Quand vient l’orage

— Alors, qu’est-ce que vous avez envie de faire ? a demandé maman après que nous avons fini de manger.

— Il faudrait peut-être choisir une activité en intérieur, le temps vire à l’orage. Nous pourrions visiter un musée.

Jacob avait raison. Cela faisait un petit moment que nous surveillions la progression des nuages noirs qui avaient franchi les montagnes et s’amoncelaient désormais dans le ciel de la métropole. L’air commençait à fraîchir, il ne fallait pas tarder. J’ai proposé qu’on aille au musée d’art contemporain, le seul qui me paraissait convenir à Névée.

— Qu’est-ce que tu en penses ?

— Oui, pourquoi pas.

Sa voix traînante nous a inquiétés, tout autant que son teint pâle. Ren s’est approché de sa fille pour toucher son visage. Je percevais à quel point il était soucieux.

— Tu ne te sens pas bien ?

— Je suis fatiguée, je crois, et j’ai mal à la tête.

— J’ai du paracétamol dans mon sac, a proposé Jacob.

Ma mère lui a dit qu’un cachet n’était pas nécessaire, que nous allions rentrer plus tôt que prévu. Il était normal que la chaleur et les sollicitations de la ville aient épuisé Névée, une sieste et une bonne nuit de repos lui seraient bénéfiques.

Nous avons rangé nos affaires.

Le temps que nous sortions du parc, l’air s’est davantage rafraîchi et le vent s’est mis à souffler. L’orage a éclaté peu de temps après, noyant les rues d’une pluie battante et froide. Abrités sous un porche, nous avons attendu que la tempête se calme en regardant les éclairs déchirer le ciel anthracite. Comme Névée ne se sentait vraiment pas bien, Jacob est parti chercher la voiture sous la pluie.

Le trajet retour s’est fait dans le silence. Le gros de l’orage était passé, mais le ciel restait résolument gris et la pluie continuait de tomber à verse. Névée s’était endormie contre l’épaule de Lin.

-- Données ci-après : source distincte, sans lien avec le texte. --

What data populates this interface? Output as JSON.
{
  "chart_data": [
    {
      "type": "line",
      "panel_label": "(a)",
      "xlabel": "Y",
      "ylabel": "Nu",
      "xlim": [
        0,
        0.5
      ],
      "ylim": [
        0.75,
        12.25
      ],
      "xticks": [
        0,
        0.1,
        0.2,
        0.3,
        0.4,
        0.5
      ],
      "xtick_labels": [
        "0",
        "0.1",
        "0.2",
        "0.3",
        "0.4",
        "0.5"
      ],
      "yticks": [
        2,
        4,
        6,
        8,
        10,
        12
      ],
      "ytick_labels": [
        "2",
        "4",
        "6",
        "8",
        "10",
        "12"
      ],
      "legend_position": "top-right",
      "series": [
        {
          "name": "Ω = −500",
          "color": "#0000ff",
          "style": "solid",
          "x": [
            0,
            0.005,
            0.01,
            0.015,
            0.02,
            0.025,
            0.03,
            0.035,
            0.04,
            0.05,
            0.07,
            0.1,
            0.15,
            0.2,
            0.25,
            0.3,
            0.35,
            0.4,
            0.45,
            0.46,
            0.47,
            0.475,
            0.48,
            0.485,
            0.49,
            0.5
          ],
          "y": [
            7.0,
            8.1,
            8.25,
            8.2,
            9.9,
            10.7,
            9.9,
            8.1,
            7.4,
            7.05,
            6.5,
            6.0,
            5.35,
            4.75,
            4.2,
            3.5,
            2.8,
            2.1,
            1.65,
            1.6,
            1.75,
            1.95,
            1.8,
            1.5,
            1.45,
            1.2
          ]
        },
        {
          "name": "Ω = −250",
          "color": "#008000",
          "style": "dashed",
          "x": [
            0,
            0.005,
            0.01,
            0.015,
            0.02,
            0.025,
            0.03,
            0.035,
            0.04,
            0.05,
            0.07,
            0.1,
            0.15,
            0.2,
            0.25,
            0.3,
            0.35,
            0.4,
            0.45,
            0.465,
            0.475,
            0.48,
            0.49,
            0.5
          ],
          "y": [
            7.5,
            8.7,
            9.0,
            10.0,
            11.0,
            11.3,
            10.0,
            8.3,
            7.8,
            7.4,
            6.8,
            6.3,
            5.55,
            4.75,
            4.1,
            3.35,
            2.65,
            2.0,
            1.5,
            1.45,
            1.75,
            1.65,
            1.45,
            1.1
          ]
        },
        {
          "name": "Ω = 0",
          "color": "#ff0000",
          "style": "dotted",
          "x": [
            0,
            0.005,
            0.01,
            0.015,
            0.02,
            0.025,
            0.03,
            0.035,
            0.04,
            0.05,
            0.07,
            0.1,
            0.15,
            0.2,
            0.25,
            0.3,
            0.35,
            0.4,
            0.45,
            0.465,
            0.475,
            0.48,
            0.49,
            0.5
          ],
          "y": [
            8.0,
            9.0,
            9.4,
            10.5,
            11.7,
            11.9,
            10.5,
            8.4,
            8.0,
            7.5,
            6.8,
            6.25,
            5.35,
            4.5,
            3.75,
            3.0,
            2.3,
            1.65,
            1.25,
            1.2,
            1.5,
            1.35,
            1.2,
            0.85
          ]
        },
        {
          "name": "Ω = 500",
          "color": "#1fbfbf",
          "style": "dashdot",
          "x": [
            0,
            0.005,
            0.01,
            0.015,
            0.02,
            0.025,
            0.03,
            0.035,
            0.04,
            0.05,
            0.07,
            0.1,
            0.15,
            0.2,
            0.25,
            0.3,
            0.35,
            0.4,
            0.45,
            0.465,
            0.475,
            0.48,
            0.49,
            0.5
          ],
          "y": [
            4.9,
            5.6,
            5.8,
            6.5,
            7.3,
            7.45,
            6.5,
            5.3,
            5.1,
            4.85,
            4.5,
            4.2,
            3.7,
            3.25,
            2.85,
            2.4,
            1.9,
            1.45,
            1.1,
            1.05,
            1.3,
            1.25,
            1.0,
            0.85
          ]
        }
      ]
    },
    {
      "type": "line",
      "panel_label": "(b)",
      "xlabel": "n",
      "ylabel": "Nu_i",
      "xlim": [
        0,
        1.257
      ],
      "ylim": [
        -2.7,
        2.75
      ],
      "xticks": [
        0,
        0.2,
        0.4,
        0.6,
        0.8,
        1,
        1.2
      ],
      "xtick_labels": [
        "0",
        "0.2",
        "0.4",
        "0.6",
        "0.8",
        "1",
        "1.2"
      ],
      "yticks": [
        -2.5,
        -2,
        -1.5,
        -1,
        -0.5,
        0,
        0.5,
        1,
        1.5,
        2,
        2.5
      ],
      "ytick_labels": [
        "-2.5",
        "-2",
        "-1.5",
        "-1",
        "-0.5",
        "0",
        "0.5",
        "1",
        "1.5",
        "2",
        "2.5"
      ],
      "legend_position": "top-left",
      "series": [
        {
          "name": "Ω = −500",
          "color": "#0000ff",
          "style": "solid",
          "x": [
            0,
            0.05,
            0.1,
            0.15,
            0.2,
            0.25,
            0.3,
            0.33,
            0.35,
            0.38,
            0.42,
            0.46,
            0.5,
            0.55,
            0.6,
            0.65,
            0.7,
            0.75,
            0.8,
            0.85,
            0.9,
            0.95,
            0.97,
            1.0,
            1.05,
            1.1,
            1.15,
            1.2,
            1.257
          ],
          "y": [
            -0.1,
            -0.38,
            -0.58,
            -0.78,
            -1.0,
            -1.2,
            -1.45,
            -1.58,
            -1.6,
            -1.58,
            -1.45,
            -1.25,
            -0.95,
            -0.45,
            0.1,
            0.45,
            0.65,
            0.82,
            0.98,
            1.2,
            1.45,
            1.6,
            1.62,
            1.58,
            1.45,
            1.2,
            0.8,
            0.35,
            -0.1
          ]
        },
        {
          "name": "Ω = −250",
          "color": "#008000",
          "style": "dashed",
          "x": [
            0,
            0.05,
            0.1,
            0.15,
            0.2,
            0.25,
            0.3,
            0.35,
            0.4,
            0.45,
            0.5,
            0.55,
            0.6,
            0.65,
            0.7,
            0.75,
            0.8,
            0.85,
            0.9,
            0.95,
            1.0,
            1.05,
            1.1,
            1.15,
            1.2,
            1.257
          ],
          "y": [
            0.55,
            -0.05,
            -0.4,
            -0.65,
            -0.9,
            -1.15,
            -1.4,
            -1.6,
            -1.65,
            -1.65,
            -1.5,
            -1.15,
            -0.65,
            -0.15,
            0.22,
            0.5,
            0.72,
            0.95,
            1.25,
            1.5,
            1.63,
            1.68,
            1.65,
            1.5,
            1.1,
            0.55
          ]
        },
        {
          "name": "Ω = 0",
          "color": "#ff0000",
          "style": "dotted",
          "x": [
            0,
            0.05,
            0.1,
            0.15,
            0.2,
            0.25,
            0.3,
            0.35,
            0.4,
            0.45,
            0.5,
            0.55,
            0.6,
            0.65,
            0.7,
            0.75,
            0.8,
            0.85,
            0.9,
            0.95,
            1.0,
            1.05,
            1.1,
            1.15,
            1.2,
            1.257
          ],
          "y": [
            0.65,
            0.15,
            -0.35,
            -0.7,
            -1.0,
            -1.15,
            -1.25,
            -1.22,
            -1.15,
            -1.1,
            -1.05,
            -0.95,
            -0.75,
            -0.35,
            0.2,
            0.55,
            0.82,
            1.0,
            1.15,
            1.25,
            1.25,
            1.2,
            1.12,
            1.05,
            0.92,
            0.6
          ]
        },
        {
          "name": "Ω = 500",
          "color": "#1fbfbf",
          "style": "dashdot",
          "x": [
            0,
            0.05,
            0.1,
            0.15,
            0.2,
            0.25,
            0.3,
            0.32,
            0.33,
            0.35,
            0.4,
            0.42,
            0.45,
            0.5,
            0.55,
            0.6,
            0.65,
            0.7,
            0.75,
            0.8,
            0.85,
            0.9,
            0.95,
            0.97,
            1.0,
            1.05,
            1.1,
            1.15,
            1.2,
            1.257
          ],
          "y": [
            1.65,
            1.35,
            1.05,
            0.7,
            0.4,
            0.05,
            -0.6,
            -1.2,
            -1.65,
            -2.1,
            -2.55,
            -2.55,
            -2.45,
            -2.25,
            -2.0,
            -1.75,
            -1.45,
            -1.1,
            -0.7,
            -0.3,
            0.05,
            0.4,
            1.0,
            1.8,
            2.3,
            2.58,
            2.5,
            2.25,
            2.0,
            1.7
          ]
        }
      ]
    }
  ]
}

La nature est souvent spectaculaire. Parfois, elle est sublime. C’est ce que j’ai ressenti quand tout à coup, presque par magie, l’orage s’est éloigné. Le bleu du ciel était soudain tellement lumineux, tellement pur, que je ne pouvais pas en décrocher mes yeux. J’aurais aimé que Névée voie ça, elle aussi, mais elle dormait toujours. Et elle ne s’est pas réveillée quand son père l’a prise sur son dos pour rejoindre la maison depuis l’endroit où se garait Jacob.

 

Cette nuit-là, il s’est passé deux choses que j’ai mis du temps à comprendre.

La première est arrivée quand je suis descendue boire. En passant devant le lit de Névée, j’ai jeté un coup d’œil dans l’ouverture que formaient les draps suspendus autour. Croyez-moi ou non, j’ai vu un renard blanc, lové contre la couverture. La surprise m’a fait bondir en arrière, j’ai heurté la commode et renversé une pile de livres.

Alors que je les ramassais en vitesse, espérant ne pas avoir réveillé tout le monde, Névée m’a demandé :

— Ça va, Yara, tu t’es blessée ?

— Non, non. Tout va bien !

Je me suis approchée du lit où elle était allongée. Elle m’a regardée en bâillant.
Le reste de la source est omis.